Wednesday, 27 July 2011

Initial Developments

It's fatal to show too much emotion when talking about an ethical issue unless there is an almost complete cultural consensus that it is worth being emotional about. People who care about animal rights risk being thought of as hysterics or sentimentalists if they show that they care.

A pretty pithy way of discussing the current situation in the world of animal experimentation is to simply define a few initials. Here are some topical ones:
  • AMS - the Academy of Medical Sciences,  which has just released a report on ...
  • ACHM - Animals Containing Human Materials. These do what they say on the tin: we've all seen those mice with ears on their backs, but that was just a grafting of human tissue. Today's experimentation tends to involve more complex transgenic procedures, blurring the distinction between humans and animals at a genetic level. Not, of course, that lab rats and 'knockout mice' are all quasimodo - in many cases it is impossible to find effective cures for human diseases using research based on artificial versions induced in other species.
  • HM - I found out about this one recently. GM animals means genetically modified; HM animals are the 'Harmful Mutant' category, who have had heritable defects hardwired into their genetic makeup. HM excludes those animals who have been altered to exhibit non-heritable defects. Basically these animals are designed and created specifically to be unwell, sometimes in unpredictable/accidental ways if they are engineered to have too many defects.
I'm not a bitch - I have no objection to finding a cure for cancer. But looking at these initials reminds me that I'm deeply uncomfortable with the sweeping argument that the end justifies the means.

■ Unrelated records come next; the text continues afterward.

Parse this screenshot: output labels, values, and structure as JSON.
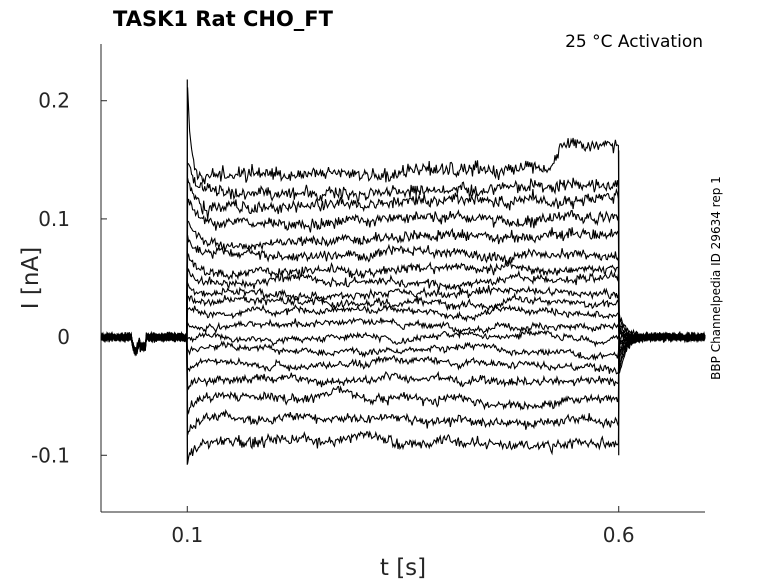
{
  "chart_data": {
    "type": "line",
    "title": "TASK1  Rat  CHO_FT",
    "subtitle": "25 °C  Activation",
    "side_label": "BBP Channelpedia ID 29634 rep 1",
    "xlabel": "t [s]",
    "ylabel": "I [nA]",
    "xlim": [
      0.0,
      0.7
    ],
    "ylim": [
      -0.148,
      0.248
    ],
    "x_ticks": [
      {
        "value": 0.1,
        "label": "0.1"
      },
      {
        "value": 0.6,
        "label": "0.6"
      }
    ],
    "y_ticks": [
      {
        "value": 0.2,
        "label": "0.2"
      },
      {
        "value": 0.1,
        "label": "0.1"
      },
      {
        "value": 0,
        "label": "0"
      },
      {
        "value": -0.1,
        "label": "-0.1"
      }
    ],
    "grid": false,
    "legend": "none",
    "line_color": "#000000",
    "step_start": 0.1,
    "step_end": 0.6,
    "baseline_current": 0.0,
    "peak_transient": 0.218,
    "series_steady_values": [
      -0.085,
      -0.067,
      -0.05,
      -0.035,
      -0.022,
      -0.01,
      0.0,
      0.01,
      0.02,
      0.028,
      0.036,
      0.045,
      0.055,
      0.067,
      0.08,
      0.095,
      0.108,
      0.12,
      0.134
    ]
  }
}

A lot of people are able to accept that. Fortunately, science is taking us to a point where we can have our cake and not torture  it, through the development of absolute (non-animal) and relative (using only animal tissue and cells) replacements. Unfortunately, as this excellent article points out, ethically undernourished reports by institutions like the AMS are serving to delay the development of these replacements, which they officially support.